Vidin è una affascinante città portuale sul fiume Danubio, conosciuta per la sua ricca storia, l'architettura eclettica e la vivace cultura locale. Le esperienze imperdibili includono l'esplorazione della Fortezza Baba Vida e la degustazione di piatti locali come **kavarma** e **lutenitsa**. Il periodo migliore per visitarla è durante la primavera e l'autunno, quando il clima è piacevole e i mercati locali sono animati.
Giorno 7

Donji Milanovac è una tranquilla città serba sulle rive del Lago Đerdap, incastonata nella drammatica gola delle Porte di Ferro del Danubio e circondata da un parco nazionale incontaminato. I visitatori non dovrebbero perdere il sito archeologico di Lepenski Vir, casa di sculture mesolitiche di settemila anni, e la restaurata fortezza medievale nelle vicinanze di Golubac. Il momento ideale per navigare attraverso le Porte di Ferro è da fine maggio a settembre, quando le lunghe ore di luce illuminano le pareti della gola e le terrazze lungo il fiume invitano a sostare gustando fresca riblja čorba e locale šljivovica.
Giorno 8

Belgrado, la 'Città Bianca' ricostruita almeno quarantasette volte alla confluenza dei fiumi Danubio e Sava, sorprende ogni visitatore con la sua vitalità cruda e non curata — una capitale che porta leggermente il suo turbolento passato mentre abbraccia il presente con un'energia irresistibile.

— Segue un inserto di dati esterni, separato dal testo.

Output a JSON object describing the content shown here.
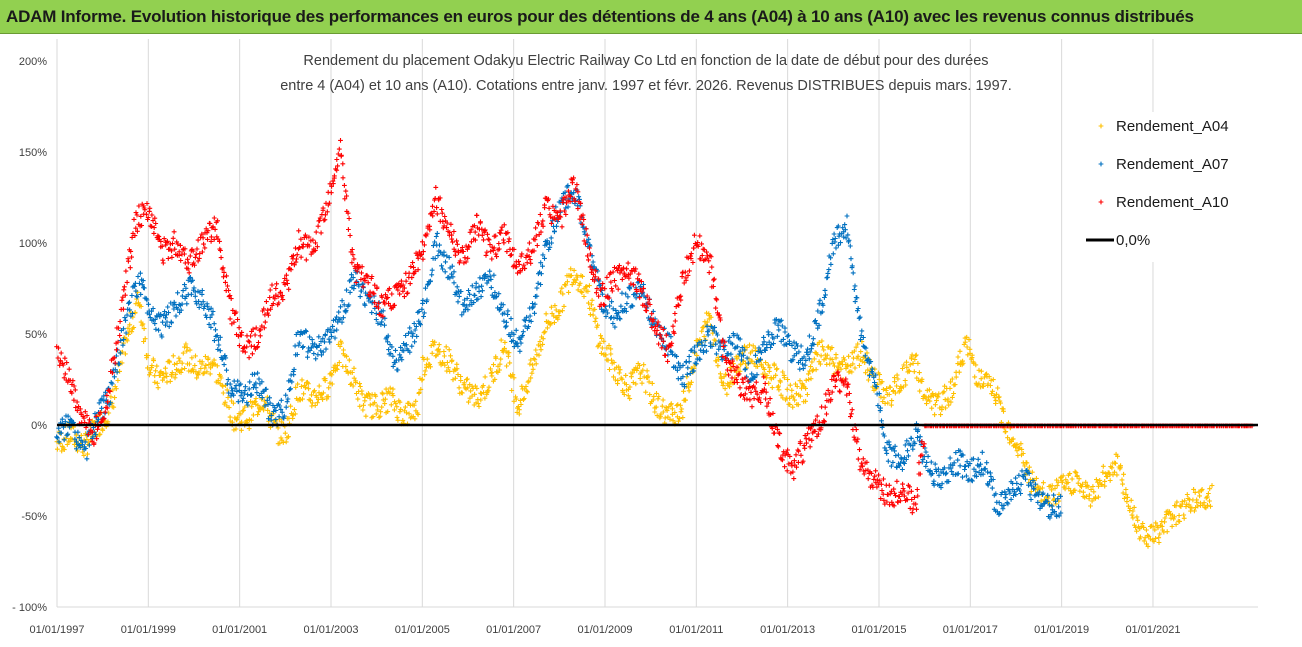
{
  "header": {
    "title": "ADAM Informe. Evolution historique des performances en euros pour des détentions de 4 ans (A04) à 10 ans (A10) avec les revenus connus distribués"
  },
  "chart_data": {
    "type": "scatter",
    "title_line1": "Rendement du placement Odakyu Electric Railway Co Ltd en fonction de la date de début pour des durées",
    "title_line2": "entre 4 (A04) et 10 ans (A10). Cotations entre janv. 1997 et févr.  2026. Revenus DISTRIBUES depuis mars. 1997.",
    "xlabel": "",
    "ylabel": "",
    "xlim": [
      1997.0,
      2023.3
    ],
    "ylim": [
      -100,
      200
    ],
    "y_ticks": [
      200,
      150,
      100,
      50,
      0,
      -50,
      -100
    ],
    "y_tick_labels": [
      "200%",
      "150%",
      "100%",
      "50%",
      "0%",
      "-50%",
      "- 100%"
    ],
    "x_ticks": [
      1997,
      1999,
      2001,
      2003,
      2005,
      2007,
      2009,
      2011,
      2013,
      2015,
      2017,
      2019,
      2021
    ],
    "x_tick_labels": [
      "01/01/1997",
      "01/01/1999",
      "01/01/2001",
      "01/01/2003",
      "01/01/2005",
      "01/01/2007",
      "01/01/2009",
      "01/01/2011",
      "01/01/2013",
      "01/01/2015",
      "01/01/2017",
      "01/01/2019",
      "01/01/2021"
    ],
    "legend_position": "top-right",
    "series": [
      {
        "name": "Rendement_A04",
        "color": "#ffc000",
        "marker": "plus",
        "points": [
          [
            1997.0,
            -10
          ],
          [
            1997.3,
            -5
          ],
          [
            1997.6,
            -12
          ],
          [
            1997.9,
            0
          ],
          [
            1998.2,
            10
          ],
          [
            1998.5,
            45
          ],
          [
            1998.8,
            70
          ],
          [
            1999.0,
            35
          ],
          [
            1999.2,
            25
          ],
          [
            1999.5,
            30
          ],
          [
            1999.8,
            38
          ],
          [
            2000.1,
            30
          ],
          [
            2000.4,
            35
          ],
          [
            2000.7,
            15
          ],
          [
            2000.9,
            3
          ],
          [
            2001.2,
            5
          ],
          [
            2001.5,
            15
          ],
          [
            2001.8,
            -3
          ],
          [
            2002.0,
            -5
          ],
          [
            2002.3,
            20
          ],
          [
            2002.6,
            15
          ],
          [
            2002.9,
            20
          ],
          [
            2003.2,
            40
          ],
          [
            2003.5,
            25
          ],
          [
            2003.7,
            12
          ],
          [
            2004.0,
            10
          ],
          [
            2004.3,
            15
          ],
          [
            2004.6,
            5
          ],
          [
            2004.9,
            10
          ],
          [
            2005.0,
            32
          ],
          [
            2005.3,
            42
          ],
          [
            2005.6,
            35
          ],
          [
            2005.9,
            20
          ],
          [
            2006.2,
            15
          ],
          [
            2006.5,
            25
          ],
          [
            2006.8,
            45
          ],
          [
            2007.1,
            10
          ],
          [
            2007.4,
            30
          ],
          [
            2007.7,
            55
          ],
          [
            2008.0,
            65
          ],
          [
            2008.3,
            85
          ],
          [
            2008.6,
            75
          ],
          [
            2008.9,
            45
          ],
          [
            2009.2,
            32
          ],
          [
            2009.5,
            20
          ],
          [
            2009.8,
            30
          ],
          [
            2010.1,
            12
          ],
          [
            2010.4,
            5
          ],
          [
            2010.7,
            10
          ],
          [
            2011.0,
            40
          ],
          [
            2011.3,
            60
          ],
          [
            2011.6,
            20
          ],
          [
            2011.9,
            35
          ],
          [
            2012.2,
            40
          ],
          [
            2012.5,
            30
          ],
          [
            2012.8,
            25
          ],
          [
            2013.1,
            15
          ],
          [
            2013.4,
            20
          ],
          [
            2013.7,
            40
          ],
          [
            2014.0,
            35
          ],
          [
            2014.3,
            30
          ],
          [
            2014.6,
            40
          ],
          [
            2014.9,
            25
          ],
          [
            2015.2,
            15
          ],
          [
            2015.5,
            25
          ],
          [
            2015.8,
            35
          ],
          [
            2016.0,
            15
          ],
          [
            2016.3,
            10
          ],
          [
            2016.6,
            20
          ],
          [
            2016.9,
            45
          ],
          [
            2017.2,
            25
          ],
          [
            2017.5,
            20
          ],
          [
            2017.8,
            0
          ],
          [
            2018.1,
            -15
          ],
          [
            2018.4,
            -35
          ],
          [
            2018.7,
            -40
          ],
          [
            2019.0,
            -35
          ],
          [
            2019.3,
            -30
          ],
          [
            2019.6,
            -40
          ],
          [
            2019.9,
            -30
          ],
          [
            2020.2,
            -20
          ],
          [
            2020.5,
            -45
          ],
          [
            2020.8,
            -60
          ],
          [
            2021.1,
            -60
          ],
          [
            2021.4,
            -50
          ],
          [
            2021.7,
            -45
          ],
          [
            2022.0,
            -40
          ],
          [
            2022.3,
            -40
          ]
        ]
      },
      {
        "name": "Rendement_A07",
        "color": "#0070c0",
        "marker": "plus",
        "points": [
          [
            1997.0,
            -5
          ],
          [
            1997.3,
            0
          ],
          [
            1997.6,
            -15
          ],
          [
            1997.9,
            5
          ],
          [
            1998.2,
            20
          ],
          [
            1998.5,
            55
          ],
          [
            1998.8,
            80
          ],
          [
            1999.0,
            65
          ],
          [
            1999.3,
            55
          ],
          [
            1999.6,
            65
          ],
          [
            1999.9,
            75
          ],
          [
            2000.2,
            70
          ],
          [
            2000.5,
            50
          ],
          [
            2000.8,
            20
          ],
          [
            2001.1,
            15
          ],
          [
            2001.4,
            25
          ],
          [
            2001.7,
            5
          ],
          [
            2002.0,
            10
          ],
          [
            2002.3,
            50
          ],
          [
            2002.6,
            40
          ],
          [
            2002.9,
            45
          ],
          [
            2003.2,
            60
          ],
          [
            2003.5,
            80
          ],
          [
            2003.8,
            70
          ],
          [
            2004.1,
            60
          ],
          [
            2004.4,
            35
          ],
          [
            2004.7,
            45
          ],
          [
            2005.0,
            60
          ],
          [
            2005.3,
            100
          ],
          [
            2005.6,
            85
          ],
          [
            2005.9,
            65
          ],
          [
            2006.2,
            75
          ],
          [
            2006.5,
            80
          ],
          [
            2006.8,
            60
          ],
          [
            2007.1,
            45
          ],
          [
            2007.4,
            60
          ],
          [
            2007.7,
            95
          ],
          [
            2008.0,
            120
          ],
          [
            2008.3,
            130
          ],
          [
            2008.6,
            105
          ],
          [
            2008.9,
            70
          ],
          [
            2009.2,
            60
          ],
          [
            2009.5,
            70
          ],
          [
            2009.8,
            75
          ],
          [
            2010.1,
            55
          ],
          [
            2010.4,
            45
          ],
          [
            2010.7,
            25
          ],
          [
            2011.0,
            40
          ],
          [
            2011.3,
            50
          ],
          [
            2011.6,
            40
          ],
          [
            2011.9,
            45
          ],
          [
            2012.2,
            25
          ],
          [
            2012.5,
            45
          ],
          [
            2012.8,
            55
          ],
          [
            2013.1,
            40
          ],
          [
            2013.4,
            35
          ],
          [
            2013.7,
            60
          ],
          [
            2014.0,
            100
          ],
          [
            2014.3,
            110
          ],
          [
            2014.6,
            50
          ],
          [
            2014.9,
            25
          ],
          [
            2015.2,
            -15
          ],
          [
            2015.5,
            -20
          ],
          [
            2015.8,
            -5
          ],
          [
            2016.1,
            -25
          ],
          [
            2016.4,
            -30
          ],
          [
            2016.7,
            -20
          ],
          [
            2017.0,
            -25
          ],
          [
            2017.3,
            -20
          ],
          [
            2017.6,
            -45
          ],
          [
            2017.9,
            -35
          ],
          [
            2018.2,
            -30
          ],
          [
            2018.5,
            -40
          ],
          [
            2018.8,
            -45
          ],
          [
            2019.0,
            -45
          ]
        ]
      },
      {
        "name": "Rendement_A10",
        "color": "#ff0000",
        "marker": "plus",
        "points": [
          [
            1997.0,
            40
          ],
          [
            1997.2,
            30
          ],
          [
            1997.5,
            5
          ],
          [
            1997.8,
            -5
          ],
          [
            1998.1,
            15
          ],
          [
            1998.4,
            60
          ],
          [
            1998.7,
            110
          ],
          [
            1999.0,
            120
          ],
          [
            1999.3,
            95
          ],
          [
            1999.6,
            100
          ],
          [
            1999.9,
            90
          ],
          [
            2000.2,
            100
          ],
          [
            2000.5,
            110
          ],
          [
            2000.8,
            65
          ],
          [
            2001.1,
            40
          ],
          [
            2001.4,
            50
          ],
          [
            2001.7,
            70
          ],
          [
            2002.0,
            75
          ],
          [
            2002.3,
            100
          ],
          [
            2002.6,
            95
          ],
          [
            2002.9,
            120
          ],
          [
            2003.2,
            150
          ],
          [
            2003.5,
            85
          ],
          [
            2003.8,
            80
          ],
          [
            2004.1,
            65
          ],
          [
            2004.4,
            70
          ],
          [
            2004.7,
            80
          ],
          [
            2005.0,
            95
          ],
          [
            2005.3,
            125
          ],
          [
            2005.6,
            105
          ],
          [
            2005.9,
            90
          ],
          [
            2006.2,
            110
          ],
          [
            2006.5,
            95
          ],
          [
            2006.8,
            105
          ],
          [
            2007.1,
            85
          ],
          [
            2007.4,
            95
          ],
          [
            2007.7,
            120
          ],
          [
            2008.0,
            110
          ],
          [
            2008.3,
            135
          ],
          [
            2008.6,
            100
          ],
          [
            2008.9,
            70
          ],
          [
            2009.2,
            80
          ],
          [
            2009.5,
            85
          ],
          [
            2009.8,
            75
          ],
          [
            2010.1,
            55
          ],
          [
            2010.4,
            40
          ],
          [
            2010.7,
            80
          ],
          [
            2011.0,
            100
          ],
          [
            2011.3,
            90
          ],
          [
            2011.6,
            40
          ],
          [
            2011.9,
            25
          ],
          [
            2012.2,
            15
          ],
          [
            2012.5,
            20
          ],
          [
            2012.8,
            -10
          ],
          [
            2013.1,
            -25
          ],
          [
            2013.4,
            -10
          ],
          [
            2013.7,
            0
          ],
          [
            2014.0,
            25
          ],
          [
            2014.3,
            20
          ],
          [
            2014.6,
            -20
          ],
          [
            2014.9,
            -30
          ],
          [
            2015.2,
            -40
          ],
          [
            2015.5,
            -35
          ],
          [
            2015.8,
            -45
          ],
          [
            2016.0,
            -0.5
          ],
          [
            2017.0,
            -0.5
          ],
          [
            2018.0,
            -0.5
          ],
          [
            2019.0,
            -0.5
          ],
          [
            2020.0,
            -0.5
          ],
          [
            2021.0,
            -0.5
          ],
          [
            2022.0,
            -0.5
          ],
          [
            2023.2,
            -0.5
          ]
        ]
      }
    ],
    "reference_line": {
      "name": "0,0%",
      "value": 0,
      "color": "#000000"
    }
  }
}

La Fortezza di Kalemegdan, fortificata per oltre duemila anni, offre il panorama fluviale più drammatico dell'intero Danubio; sotto di essa, il quartiere di Skadarlija, con le sue strade acciottolate, si riempie ogni notte di musicisti di kafana e degli aromi di rakija serba e carni arrosto. La vita notturna di Belgrado — centrata sui club galleggianti chiamati splavovi — è genuinamente leggendaria in Europa. La primavera e l'inizio dell'autunno offrono le condizioni più confortevoli; il canyon della Porta di Ferro è a due ore a valle in barca.